Quand les « boss » disent qu’on a dix potentiels de médailles, j’ai aussi ce sentiment. Tout le monde a été capable au cours de cette olympiade de faire un podium international au moins une fois. De là à dire qu’on va tous le refaire, il y a une marge, mais c’est la preuve que le potentiel est là.
▶︎ Peux-tu nous rappeler quand le rêve olympique est né pour toi ?
Les premières images des Jeux pour moi, c’est ceux de Sydney (2000) que je regardais à la télé, j’avais 15 ans. De là, à en faire un rêve, ce n’était pas encore le cas. Par contre, quatre ans plus tard, l’année où Faustine Merret remporte l’or, je venais d’intégrer le pôle de Brest, je commençais donc à côtoyer les membres de l’équipe de France, Faustine, mais aussi Nico Le Berre, Gildas Philippe, Félix Pruvot, qui préparaient les Jeux. C’est vraiment à ce moment-là que j’ai commencé à me dire que j’aimerais bien moi aussi y participer et à me rapprocher de cet objectif.
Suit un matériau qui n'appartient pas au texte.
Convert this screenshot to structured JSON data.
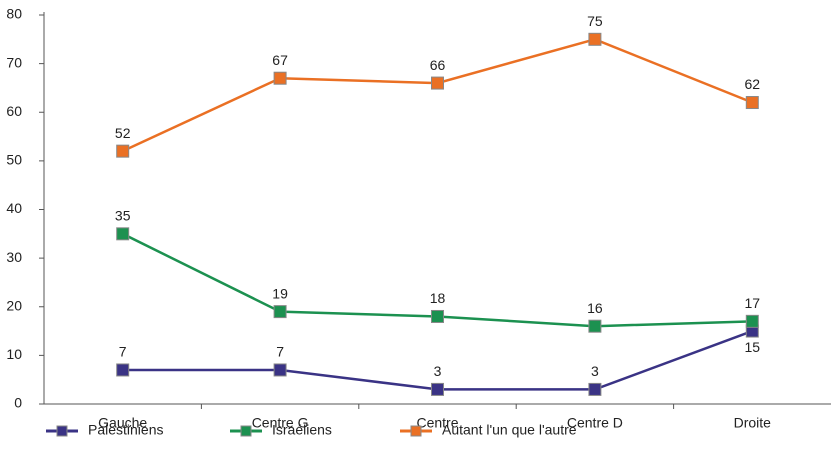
{
  "chart_data": {
    "type": "line",
    "categories": [
      "Gauche",
      "Centre G",
      "Centre",
      "Centre D",
      "Droite"
    ],
    "series": [
      {
        "name": "Palestiniens",
        "color": "#3a3385",
        "values": [
          7,
          7,
          3,
          3,
          15
        ]
      },
      {
        "name": "Israéliens",
        "color": "#1c9150",
        "values": [
          35,
          19,
          18,
          16,
          17
        ]
      },
      {
        "name": "Autant l'un que l'autre",
        "color": "#ea7024",
        "values": [
          52,
          67,
          66,
          75,
          62
        ]
      }
    ],
    "ylim": [
      0,
      80
    ],
    "yticks": [
      0,
      10,
      20,
      30,
      40,
      50,
      60,
      70,
      80
    ],
    "grid": false,
    "legend": "bottom"
  }
}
▶︎ Et quand tu te retournes sur ton parcours, quel est ton sentiment ?
Il y a forcément un peu de fierté. Si je reviens vingt ans en arrière, je n’imaginais pas que j’allais avoir une carrière aussi longue et que j’allais arriver à en vivre. Et puis, il y a eu une deuxième phase avec mon choix d’avoir des enfants (deux) pendant cette carrière, je suis aussi super fière d’avoir montré qu’on pouvait revenir au plus haut niveau après une maternité.
▶︎ Est-ce qu’il y aura des cinquièmes Jeux ?
Plutôt non ! Aujourd’hui, ce n’est pas du tout l’idée, j’ai quand même envie de m’arrêter là et de tourner la page, même si je n’ai pour l’instant rien décidé de ce que sera la suite, je me laisse toutes les portes ouvertes.